Over the past few weeks, there've been a few pissing contests, some of which experienced my participation, over the benefits and necessities of large n studies. In one case, two compounds with similar indications had n of 12 and 1,500, and the argument was over whether the 1,500 sized trial would, by size alone, produce more believeable, i.e. stat sig, results.
Naturally, I piped up with the standard, within the quant community, observation that the larger the delta between control and active, the fewer observations (n) one needs to reach stat sig. With big differences, small counts suffice.
Well, boy howdy. Today Sage releases data on its postpartum depression drug, SAGE-547. The measure used went from 26.5 (before) to 1.8 (after). The p = .001 for a paired t-test. There were 4 women in the trial. 4.

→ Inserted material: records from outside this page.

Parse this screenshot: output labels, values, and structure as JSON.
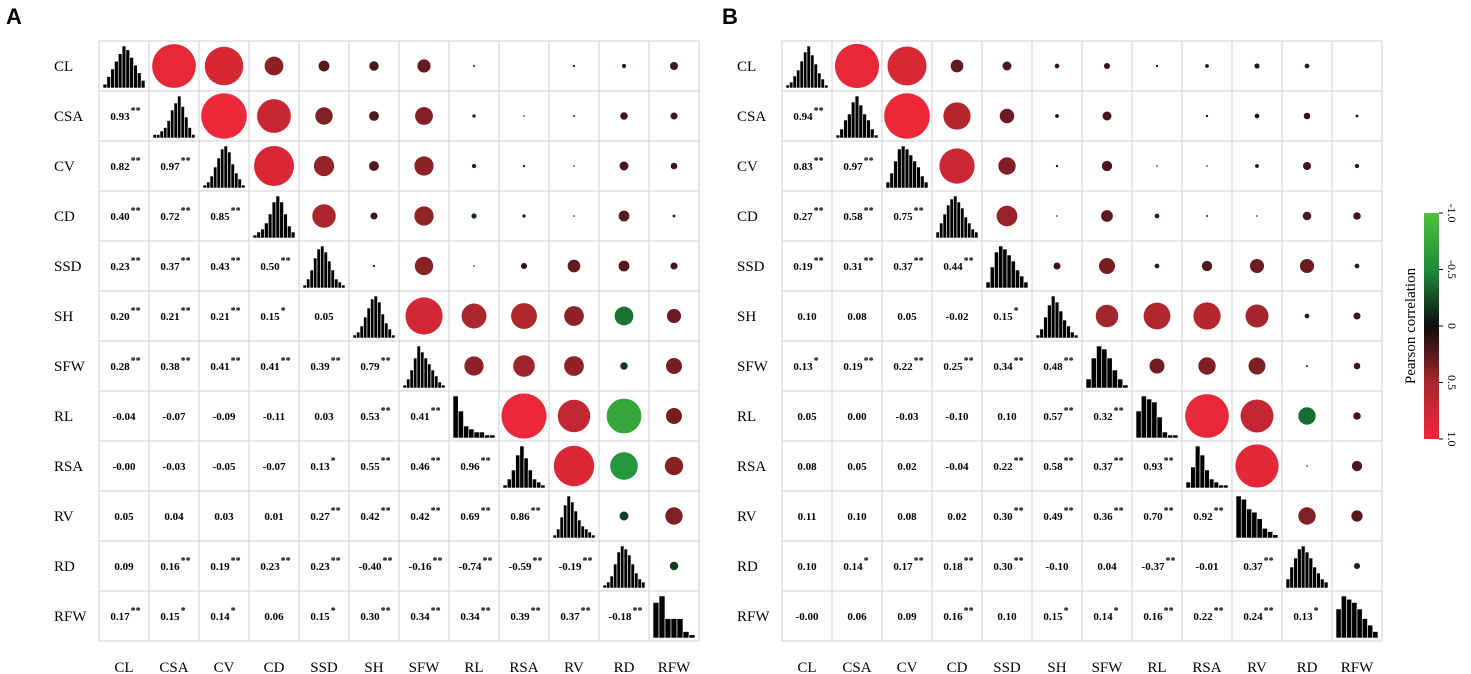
{
  "chart_data": [
    {
      "type": "heatmap",
      "subtype": "correlation_matrix",
      "panel": "A",
      "title": "",
      "variables": [
        "CL",
        "CSA",
        "CV",
        "CD",
        "SSD",
        "SH",
        "SFW",
        "RL",
        "RSA",
        "RV",
        "RD",
        "RFW"
      ],
      "lower_values": [
        [
          "0.93"
        ],
        [
          "0.82",
          "0.97"
        ],
        [
          "0.40",
          "0.72",
          "0.85"
        ],
        [
          "0.23",
          "0.37",
          "0.43",
          "0.50"
        ],
        [
          "0.20",
          "0.21",
          "0.21",
          "0.15",
          "0.05"
        ],
        [
          "0.28",
          "0.38",
          "0.41",
          "0.41",
          "0.39",
          "0.79"
        ],
        [
          "-0.04",
          "-0.07",
          "-0.09",
          "-0.11",
          "0.03",
          "0.53",
          "0.41"
        ],
        [
          "-0.00",
          "-0.03",
          "-0.05",
          "-0.07",
          "0.13",
          "0.55",
          "0.46",
          "0.96"
        ],
        [
          "0.05",
          "0.04",
          "0.03",
          "0.01",
          "0.27",
          "0.42",
          "0.42",
          "0.69",
          "0.86"
        ],
        [
          "0.09",
          "0.16",
          "0.19",
          "0.23",
          "0.23",
          "-0.40",
          "-0.16",
          "-0.74",
          "-0.59",
          "-0.19"
        ],
        [
          "0.17",
          "0.15",
          "0.14",
          "0.06",
          "0.15",
          "0.30",
          "0.34",
          "0.34",
          "0.39",
          "0.37",
          "-0.18"
        ]
      ],
      "significance": [
        [
          "**"
        ],
        [
          "**",
          "**"
        ],
        [
          "**",
          "**",
          "**"
        ],
        [
          "**",
          "**",
          "**",
          "**"
        ],
        [
          "**",
          "**",
          "**",
          "*",
          ""
        ],
        [
          "**",
          "**",
          "**",
          "**",
          "**",
          "**"
        ],
        [
          "",
          "",
          "",
          "",
          "",
          "**",
          "**"
        ],
        [
          "",
          "",
          "",
          "",
          "*",
          "**",
          "**",
          "**"
        ],
        [
          "",
          "",
          "",
          "",
          "**",
          "**",
          "**",
          "**",
          "**"
        ],
        [
          "",
          "**",
          "**",
          "**",
          "**",
          "**",
          "**",
          "**",
          "**",
          "**"
        ],
        [
          "**",
          "*",
          "*",
          "",
          "*",
          "**",
          "**",
          "**",
          "**",
          "**",
          "**"
        ]
      ],
      "histograms": [
        [
          1,
          3,
          5,
          7,
          9,
          11,
          10,
          8,
          6,
          4,
          2
        ],
        [
          1,
          1,
          2,
          3,
          5,
          8,
          10,
          12,
          9,
          6,
          3,
          1
        ],
        [
          1,
          2,
          4,
          7,
          10,
          13,
          14,
          12,
          8,
          5,
          3,
          1
        ],
        [
          1,
          2,
          3,
          5,
          8,
          12,
          14,
          12,
          8,
          4,
          2
        ],
        [
          1,
          3,
          6,
          10,
          13,
          14,
          12,
          9,
          6,
          3,
          2,
          1
        ],
        [
          1,
          2,
          4,
          7,
          10,
          13,
          14,
          12,
          8,
          5,
          3,
          1
        ],
        [
          1,
          3,
          6,
          10,
          14,
          12,
          10,
          8,
          6,
          4,
          2,
          1
        ],
        [
          14,
          9,
          4,
          3,
          2,
          2,
          1,
          1
        ],
        [
          1,
          3,
          6,
          11,
          14,
          10,
          6,
          3,
          2,
          1
        ],
        [
          1,
          3,
          7,
          11,
          14,
          12,
          9,
          6,
          4,
          3,
          2,
          1
        ],
        [
          1,
          2,
          4,
          8,
          12,
          14,
          13,
          11,
          8,
          5,
          3,
          2
        ],
        [
          11,
          13,
          6,
          6,
          6,
          2,
          1
        ]
      ]
    },
    {
      "type": "heatmap",
      "subtype": "correlation_matrix",
      "panel": "B",
      "title": "",
      "variables": [
        "CL",
        "CSA",
        "CV",
        "CD",
        "SSD",
        "SH",
        "SFW",
        "RL",
        "RSA",
        "RV",
        "RD",
        "RFW"
      ],
      "lower_values": [
        [
          "0.94"
        ],
        [
          "0.83",
          "0.97"
        ],
        [
          "0.27",
          "0.58",
          "0.75"
        ],
        [
          "0.19",
          "0.31",
          "0.37",
          "0.44"
        ],
        [
          "0.10",
          "0.08",
          "0.05",
          "-0.02",
          "0.15"
        ],
        [
          "0.13",
          "0.19",
          "0.22",
          "0.25",
          "0.34",
          "0.48"
        ],
        [
          "0.05",
          "0.00",
          "-0.03",
          "-0.10",
          "0.10",
          "0.57",
          "0.32"
        ],
        [
          "0.08",
          "0.05",
          "0.02",
          "-0.04",
          "0.22",
          "0.58",
          "0.37",
          "0.93"
        ],
        [
          "0.11",
          "0.10",
          "0.08",
          "0.02",
          "0.30",
          "0.49",
          "0.36",
          "0.70",
          "0.92"
        ],
        [
          "0.10",
          "0.14",
          "0.17",
          "0.18",
          "0.30",
          "-0.10",
          "0.04",
          "-0.37",
          "-0.01",
          "0.37"
        ],
        [
          "-0.00",
          "0.06",
          "0.09",
          "0.16",
          "0.10",
          "0.15",
          "0.14",
          "0.16",
          "0.22",
          "0.24",
          "0.13"
        ]
      ],
      "significance": [
        [
          "**"
        ],
        [
          "**",
          "**"
        ],
        [
          "**",
          "**",
          "**"
        ],
        [
          "**",
          "**",
          "**",
          "**"
        ],
        [
          "",
          "",
          "",
          "",
          "*"
        ],
        [
          "*",
          "**",
          "**",
          "**",
          "**",
          "**"
        ],
        [
          "",
          "",
          "",
          "",
          "",
          "**",
          "**"
        ],
        [
          "",
          "",
          "",
          "",
          "**",
          "**",
          "**",
          "**"
        ],
        [
          "",
          "",
          "",
          "",
          "**",
          "**",
          "**",
          "**",
          "**"
        ],
        [
          "",
          "*",
          "**",
          "**",
          "**",
          "",
          "",
          "**",
          "",
          "**"
        ],
        [
          "",
          "",
          "",
          "**",
          "",
          "*",
          "*",
          "**",
          "**",
          "**",
          "*"
        ]
      ],
      "histograms": [
        [
          1,
          2,
          4,
          6,
          9,
          12,
          14,
          11,
          8,
          5,
          3,
          1
        ],
        [
          1,
          3,
          6,
          8,
          12,
          14,
          11,
          8,
          6,
          3,
          1
        ],
        [
          2,
          5,
          9,
          13,
          14,
          13,
          11,
          9,
          7,
          4,
          2
        ],
        [
          2,
          5,
          8,
          11,
          13,
          14,
          12,
          10,
          7,
          5,
          3,
          2
        ],
        [
          2,
          7,
          12,
          14,
          13,
          11,
          9,
          6,
          4,
          2
        ],
        [
          1,
          3,
          7,
          11,
          14,
          12,
          9,
          6,
          4,
          2,
          1
        ],
        [
          3,
          10,
          14,
          13,
          10,
          6,
          3,
          1
        ],
        [
          9,
          14,
          13,
          12,
          7,
          2,
          1,
          1
        ],
        [
          2,
          7,
          14,
          11,
          6,
          3,
          2,
          1,
          1
        ],
        [
          13,
          12,
          9,
          8,
          6,
          3,
          2,
          1
        ],
        [
          3,
          7,
          10,
          13,
          14,
          12,
          10,
          7,
          5,
          3,
          2
        ],
        [
          9,
          13,
          12,
          11,
          9,
          6,
          4,
          2
        ]
      ]
    }
  ],
  "colorbar": {
    "title": "Pearson correlation",
    "tick_labels": [
      "-1.0",
      "-0.5",
      "0",
      "0.5",
      "1.0"
    ],
    "tick_values": [
      -1.0,
      -0.5,
      0,
      0.5,
      1.0
    ],
    "colors": {
      "neg_strong": "#4cc23d",
      "neg_mid": "#1e8c3a",
      "zero": "#0d0d0d",
      "pos_mid": "#a8262c",
      "pos_strong": "#f0283a"
    }
  }
}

Matthew Herper has a long-ish write up, with usual caveats about the study, drug and so forth. And no arguments from me. Big delta, little trial.
On the other hand, crafty bio-pharma will fund trials with thousands of patients to generate stat sig on teeny, tiny deltas. All in hope of getting FDA to approve. When Pharma weeps that it cost $$$ to get a drug approved, remember why: large studies to demonstrate stat sig on minuscule difference eat a lot of moolah. Such a waste. With wily sales reps, these drugs might make some money. Naturally, Sage is in Cambridge (not the one in England) and run by a Harvard guy.